The response of course is that his purchase was legal because the laws are so lax. In other places with other laws, that purchase would have been illegal.
The defense of the current law is the Second Amendment, which the gunslingers interpret as absolute (except of course for that pesky preamble about a well-regulated militia). The carnage, to use the Steve Bannon - Donald Trump turn of phrase, is the price we pay for our liberty and freedom.
Here is what Megan McCardle, a thoughtful and reality-based conservative, said in a podcast discussion a day or two after the Atlanta shootings:
As with any other civil liberty, curtailing [Second Amendment rights] has costs as well as benefits, and those have to be weighed. I think that I would place a different weight on the liberty than [gun-restricting liberals] would.The killer walked into a gun store and walked out a few minutes later with a 9 mm gun. So McCardle is speaking for those who weigh the killer’s convenience in buying a very deadly weapon against the lives of his victims, and her scale tips in favor of the killer.
So here’s the question for her and all those others who talk about “the price we pay for our liberty.” Is there any “price” that’s high enough to warrant restricting guns?

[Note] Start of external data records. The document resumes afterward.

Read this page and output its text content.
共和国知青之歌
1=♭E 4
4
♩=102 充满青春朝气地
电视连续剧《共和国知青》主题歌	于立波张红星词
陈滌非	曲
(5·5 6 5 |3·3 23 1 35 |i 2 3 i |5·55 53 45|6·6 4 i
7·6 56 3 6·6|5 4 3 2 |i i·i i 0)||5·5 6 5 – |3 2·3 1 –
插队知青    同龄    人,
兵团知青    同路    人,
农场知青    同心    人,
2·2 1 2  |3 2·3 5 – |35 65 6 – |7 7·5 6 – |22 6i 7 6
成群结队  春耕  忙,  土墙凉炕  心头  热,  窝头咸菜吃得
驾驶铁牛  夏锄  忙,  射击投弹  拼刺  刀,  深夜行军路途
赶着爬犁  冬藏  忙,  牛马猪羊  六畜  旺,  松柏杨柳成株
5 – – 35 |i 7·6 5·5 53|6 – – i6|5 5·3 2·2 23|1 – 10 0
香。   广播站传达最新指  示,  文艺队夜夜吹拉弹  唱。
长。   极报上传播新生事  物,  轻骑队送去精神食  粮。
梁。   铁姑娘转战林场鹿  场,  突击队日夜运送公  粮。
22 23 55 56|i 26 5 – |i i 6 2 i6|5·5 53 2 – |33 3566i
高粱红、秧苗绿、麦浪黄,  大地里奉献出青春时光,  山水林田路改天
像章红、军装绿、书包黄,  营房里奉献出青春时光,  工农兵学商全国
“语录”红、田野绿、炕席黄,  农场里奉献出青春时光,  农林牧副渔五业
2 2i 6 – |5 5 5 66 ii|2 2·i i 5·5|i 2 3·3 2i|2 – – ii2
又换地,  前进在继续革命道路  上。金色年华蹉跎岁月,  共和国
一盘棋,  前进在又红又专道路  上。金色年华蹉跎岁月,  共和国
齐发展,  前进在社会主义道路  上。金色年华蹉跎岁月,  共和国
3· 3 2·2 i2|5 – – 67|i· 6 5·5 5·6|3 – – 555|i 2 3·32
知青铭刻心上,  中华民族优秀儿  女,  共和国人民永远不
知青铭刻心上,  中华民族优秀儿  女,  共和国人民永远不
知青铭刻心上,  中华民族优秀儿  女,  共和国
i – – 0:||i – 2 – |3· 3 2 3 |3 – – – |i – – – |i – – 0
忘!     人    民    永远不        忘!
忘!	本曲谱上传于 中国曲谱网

- the eight killed in Atlanta– pennies
- the 20 children slaughtered in Sandy Hook – what a shame, still a bargain
- the 49 killed in the Pulse nightclub massacre – cheap
- the 60 dead, 400 wounded, and another 400 injured in the panic in the Las Vegas shooting – still a small price to pay for a big liberty.
These are just the mass shooting, the headline grabbers. They are far outnumbered by shootings with only one or two victims, shootings often done with guns that were bought illegally. Our gun laws, such as they are, make buying those guns about as easy as it was to buy marijuana back when that was illegal.
The NRA answer is obviously that no “price” — no number of bullet-ridden bodies — outweighs the right of anybody to buy any gun. But what about less doctrinaire conservatives like McCardle. She usually takes an economist-like approach, weighing costs and benefits. So is there any price she would find too high? If so, what is it?